HCFA says proposed PPS rule on track; industry voices concern
By MATTHEW HAY
HHBR Washington Correspondent
WASHINGTON The Health Care Financing Administration’s (HCFA; Baltimore) Bob Wardwell said at the Home Health Services and Staffing Association (HHSSA; Washington) annual meeting last week that the agency still plans to publish the proposed rule for the home health prospective payment system (PPS) as scheduled next month. But he added that as publication of that rule nears, he is able to volunteer less about the precise form it will take.
"I guess the only thing that was a surprise is that really nothing much has changed since they gave us their last briefing," said HHSSA counsel Jim Pyles. "I think the folks at HCFA are well intended and are trying to come up with a system that they think is a good system," he added. "But my very grave concern right now is that the system they are working on and planning to propose is far too complex for home health and simply cannot be monitored."
Another industry executive close to the process was even less compromising, describing HCFA’s most recent description of its PPS proposal as a "jalopy." Said the executive: "I bet it will come out on time and there will be a general uproar.
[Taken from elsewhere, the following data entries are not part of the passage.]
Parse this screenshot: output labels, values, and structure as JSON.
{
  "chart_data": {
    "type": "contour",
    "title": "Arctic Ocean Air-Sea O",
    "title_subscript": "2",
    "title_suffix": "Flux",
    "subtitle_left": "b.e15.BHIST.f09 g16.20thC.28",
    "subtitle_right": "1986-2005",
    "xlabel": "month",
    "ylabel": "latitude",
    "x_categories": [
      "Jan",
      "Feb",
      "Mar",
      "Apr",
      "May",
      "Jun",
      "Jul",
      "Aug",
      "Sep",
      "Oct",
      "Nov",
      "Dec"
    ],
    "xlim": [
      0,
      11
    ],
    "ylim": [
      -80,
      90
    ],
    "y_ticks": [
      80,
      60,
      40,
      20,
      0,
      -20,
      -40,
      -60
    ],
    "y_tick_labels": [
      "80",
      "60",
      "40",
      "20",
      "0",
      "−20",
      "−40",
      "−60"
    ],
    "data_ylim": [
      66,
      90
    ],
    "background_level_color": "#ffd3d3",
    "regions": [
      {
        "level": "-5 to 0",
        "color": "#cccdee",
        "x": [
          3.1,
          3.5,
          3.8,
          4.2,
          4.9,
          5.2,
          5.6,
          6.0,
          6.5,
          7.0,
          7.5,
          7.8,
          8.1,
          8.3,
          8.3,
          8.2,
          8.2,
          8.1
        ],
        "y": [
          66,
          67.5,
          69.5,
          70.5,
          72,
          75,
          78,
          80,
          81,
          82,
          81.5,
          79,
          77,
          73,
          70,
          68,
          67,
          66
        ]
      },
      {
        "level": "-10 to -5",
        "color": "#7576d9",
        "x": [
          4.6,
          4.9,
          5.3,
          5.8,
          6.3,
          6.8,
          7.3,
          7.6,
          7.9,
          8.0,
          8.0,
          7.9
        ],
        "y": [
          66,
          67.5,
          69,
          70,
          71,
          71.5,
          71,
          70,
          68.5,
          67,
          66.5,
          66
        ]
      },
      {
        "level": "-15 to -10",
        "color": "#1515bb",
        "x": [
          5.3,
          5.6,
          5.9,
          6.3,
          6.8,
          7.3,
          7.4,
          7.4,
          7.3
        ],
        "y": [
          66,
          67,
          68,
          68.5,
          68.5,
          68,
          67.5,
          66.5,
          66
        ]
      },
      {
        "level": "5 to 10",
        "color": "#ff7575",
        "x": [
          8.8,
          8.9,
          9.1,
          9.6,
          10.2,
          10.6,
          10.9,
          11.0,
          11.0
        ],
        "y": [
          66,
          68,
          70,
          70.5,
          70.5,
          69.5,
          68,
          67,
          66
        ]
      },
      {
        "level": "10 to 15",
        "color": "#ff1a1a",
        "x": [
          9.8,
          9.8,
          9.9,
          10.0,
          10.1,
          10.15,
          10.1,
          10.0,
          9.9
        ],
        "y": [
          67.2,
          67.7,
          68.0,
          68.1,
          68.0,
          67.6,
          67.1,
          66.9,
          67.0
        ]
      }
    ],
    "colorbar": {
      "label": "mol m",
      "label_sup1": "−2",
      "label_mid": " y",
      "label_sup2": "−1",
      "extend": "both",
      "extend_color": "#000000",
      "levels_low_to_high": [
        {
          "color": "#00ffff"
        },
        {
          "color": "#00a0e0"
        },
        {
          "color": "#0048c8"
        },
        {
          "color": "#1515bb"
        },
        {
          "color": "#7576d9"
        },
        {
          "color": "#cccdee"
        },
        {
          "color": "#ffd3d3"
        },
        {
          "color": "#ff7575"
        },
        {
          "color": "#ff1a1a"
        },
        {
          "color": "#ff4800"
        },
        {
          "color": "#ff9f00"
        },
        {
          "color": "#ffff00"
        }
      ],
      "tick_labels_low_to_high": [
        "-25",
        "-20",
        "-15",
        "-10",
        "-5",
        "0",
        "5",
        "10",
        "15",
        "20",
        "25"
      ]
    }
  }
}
It is not going to be an acceptable proposal, and reimbursement rates will be woefully inadequate in the eyes of providers."
High on Pyles’ list of concerns is the fact that even the agency admits that no insurance program has ever used anything similar to the Outcome and Assessment Information Set (OASIS) as the basis for a reimbursement system. "OASIS was never designed to be a reimbursement tool," argued Pyles, "and therefore the predictability that they have found in OASIS for resource consumption has not been tested when it is used as a reimbursement tool."
Pyles predicts that as soon as the incentives of reimbursement are imposed on it, the predictability will radically change. "We know from every reimbursement system that has ever been in place under Medicare that providers always conform to the incentives of the reimbursement system," he said.
Pyles said he is also concerned that a case mix system that includes 80 often subjectively defined case mix categories will be difficult to implement and impossible to monitor. "The classification of a patient is based on a subjective observation by a nurse at a point in time," he said. "The next day the patient’s condition could change and there is no way for the government to go back and audit and see if the nurse was in fact correct."
The agency is scheduled to publish a final rule early next year.